O objetivo é criar na população a "consciência" de que o sistema de saúde gera custo ao Estado, mesmo que os pacientes não tenham que pagar para serem atendidos.
"Não é nossa intenção cobrar pelos serviços. É somente para que as pessoas se comprometam com o que estamos oferecendo", afirmou Miosotis Moreno, diretora de economia e planejamento do Ministério da Saúde cubano.
Há vários meses, hospitais, clínicas, centros de saúde e médicos de família em todo o país começaram a pendurar cartazes nas paredes antecipando o começo da campanha. Cada anúncio exibe os preços dos serviços relevantes. Além disso, receitas médicas também incluem, no verso, alguns exemplos de tarifas.
'Pega leve'
Depois de ouvir os montantes apresentados pelo hospital, Xiomara reclama: "É perfeito que o Estado queira mostrar às pessoas o que devemos pagar. Mas qual é o sentido disso? Se vão me dar, por que me jogam na cara? Isso é socialismo ou não? Vê-se que Fidel (Castro) já não está mais aqui".
Frank, ainda com dores sobre uma maca, diz, rindo: "Mamãe, pega leve".
Assim como acontece com a saúde pública, muitos serviços em Cuba como educação, transporte e alimentação básica são subsidiados pelo Estado.
Amel Valiente tem 28 anos e é médico de família - em Cuba, o programa tem um profissional fixo por bairro.
"Eu não sei quem tomou esta medida, não nos foi dito nada. O Ministério da Saúde começou a enviar os cartazes e falaram que tínhamos de colocá-los. De repente, vieram receitas impressas com listas de preços também", diz Valiente, enquanto faz um ultrassom.
Além de atender no centro de Havana, o médico também presta serviços em policlínicas da capital.

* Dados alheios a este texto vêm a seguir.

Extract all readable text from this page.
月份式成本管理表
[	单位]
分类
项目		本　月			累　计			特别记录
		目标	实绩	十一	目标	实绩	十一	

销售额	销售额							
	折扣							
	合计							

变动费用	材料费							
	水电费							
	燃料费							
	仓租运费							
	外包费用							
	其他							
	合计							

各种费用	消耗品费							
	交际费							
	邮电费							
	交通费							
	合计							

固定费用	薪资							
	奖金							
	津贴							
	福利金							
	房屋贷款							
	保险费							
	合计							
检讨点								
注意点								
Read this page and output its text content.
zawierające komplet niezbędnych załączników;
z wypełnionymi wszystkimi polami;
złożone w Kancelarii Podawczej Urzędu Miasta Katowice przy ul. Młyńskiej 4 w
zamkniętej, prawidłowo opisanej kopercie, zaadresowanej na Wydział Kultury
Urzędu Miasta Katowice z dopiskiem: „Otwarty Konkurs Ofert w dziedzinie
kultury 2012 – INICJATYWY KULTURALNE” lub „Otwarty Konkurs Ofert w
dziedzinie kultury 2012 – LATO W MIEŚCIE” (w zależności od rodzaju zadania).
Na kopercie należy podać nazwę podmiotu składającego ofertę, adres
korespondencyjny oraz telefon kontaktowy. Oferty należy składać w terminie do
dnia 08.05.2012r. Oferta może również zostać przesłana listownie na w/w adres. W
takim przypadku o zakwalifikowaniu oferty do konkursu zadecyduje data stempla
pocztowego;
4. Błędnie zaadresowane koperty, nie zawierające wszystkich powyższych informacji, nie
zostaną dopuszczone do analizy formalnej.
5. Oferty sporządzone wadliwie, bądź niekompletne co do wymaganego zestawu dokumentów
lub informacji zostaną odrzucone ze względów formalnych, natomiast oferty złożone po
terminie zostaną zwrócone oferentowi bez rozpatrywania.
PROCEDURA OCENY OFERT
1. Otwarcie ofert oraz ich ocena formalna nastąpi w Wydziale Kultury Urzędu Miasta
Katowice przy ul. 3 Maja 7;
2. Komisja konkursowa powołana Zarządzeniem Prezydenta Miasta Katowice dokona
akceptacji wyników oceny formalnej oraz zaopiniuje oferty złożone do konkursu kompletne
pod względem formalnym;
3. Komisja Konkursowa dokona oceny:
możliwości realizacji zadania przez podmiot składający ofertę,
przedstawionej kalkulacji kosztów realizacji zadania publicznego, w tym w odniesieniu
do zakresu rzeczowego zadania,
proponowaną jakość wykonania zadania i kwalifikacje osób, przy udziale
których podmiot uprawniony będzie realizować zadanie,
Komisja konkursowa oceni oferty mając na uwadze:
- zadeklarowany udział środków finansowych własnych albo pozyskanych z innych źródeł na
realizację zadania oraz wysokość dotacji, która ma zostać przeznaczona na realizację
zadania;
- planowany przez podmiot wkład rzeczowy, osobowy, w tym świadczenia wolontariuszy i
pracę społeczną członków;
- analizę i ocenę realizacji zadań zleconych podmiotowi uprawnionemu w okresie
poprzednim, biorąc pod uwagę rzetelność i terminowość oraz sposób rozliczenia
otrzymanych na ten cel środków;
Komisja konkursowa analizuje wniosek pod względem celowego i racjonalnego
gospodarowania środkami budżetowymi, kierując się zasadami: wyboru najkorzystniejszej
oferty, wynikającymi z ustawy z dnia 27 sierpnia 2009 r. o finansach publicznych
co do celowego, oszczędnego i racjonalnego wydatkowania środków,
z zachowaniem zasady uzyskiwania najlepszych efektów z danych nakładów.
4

"O ultrassom que estava fazendo custa, segundo a tabela, 148,50 pesos cubanos. Não sei de onde saiu essa cifra tão exata nem a base para a fixarem", afirma Valiente.
"Na verdade, não tenho ideia. Alguém do Ministério de Finanças e Preços deve ter feito isso, mas não disseram a nenhum médico de onde tiraram esses preços", completa.
"Mas acho bom", diz. "Para que mais gente valorize nosso trabalho."
Saúde e revolução
Uma das principais bandeiras da Revolução Cubana sempre foi atendimento médico gratuito no país. Autoproclamada "potência médica mundial", a ilha oferece serviço de cooperação em diferentes países do mundo, com programas que Cuba chama de "missões internacionais".
De acordo com o próprio Ministério da Saúde, no final de 2015 cerca de 85 mil médicos trabalhavam em Cuba e outros 25 mil estavam no exterior em missões internacionais.
Com a crise econômica provocada pelo fim da União Soviética na década de 1990, a medicina se transformou em um dos principais produtos de exportação do governo cubano.
Mas a exportação de serviços médicos, associada à deterioração da estrutura do setor em Cuba, tem atraído críticas da população.
Crianças de fora
Mercedes Arnau é pediatra e trabalha em um dos hospitais infantis da capital, localizado na região central de Havana. Segundo ela, não há preço fixado para o atendimento infantil nem orientação de informar nada às crianças.
"Seria muito sarcástico", afirma Arnau, que tirou o fim de semana para descansar e conversou com a BBC Mundo, o serviço em espanhol da BBC, no portão de casa.
"Sei que a questão não é o preço, porque eu acho que eles são acessíveis, mas a forma que o Estado encontrou para mostrar às pessoas o que estão fazendo", diz, por telefone, Indira Gomez, que é ortopedista.
No Hospital General Calixto García, a sala de espera do consultório de otorrinolaringologia está lotada.
Uma mulher idosa que acaba de sair da consulta diz: "Ainda bem que não tem de pagar, senão não seria atendida hoje. Não pagaram a aposentadoria deste mês".
De acordo com a lista de preços divulgada pelo governo cubano, a consulta dela custaria 36,55 pesos cubanos, o equivalente a cerca de US$ 1,60.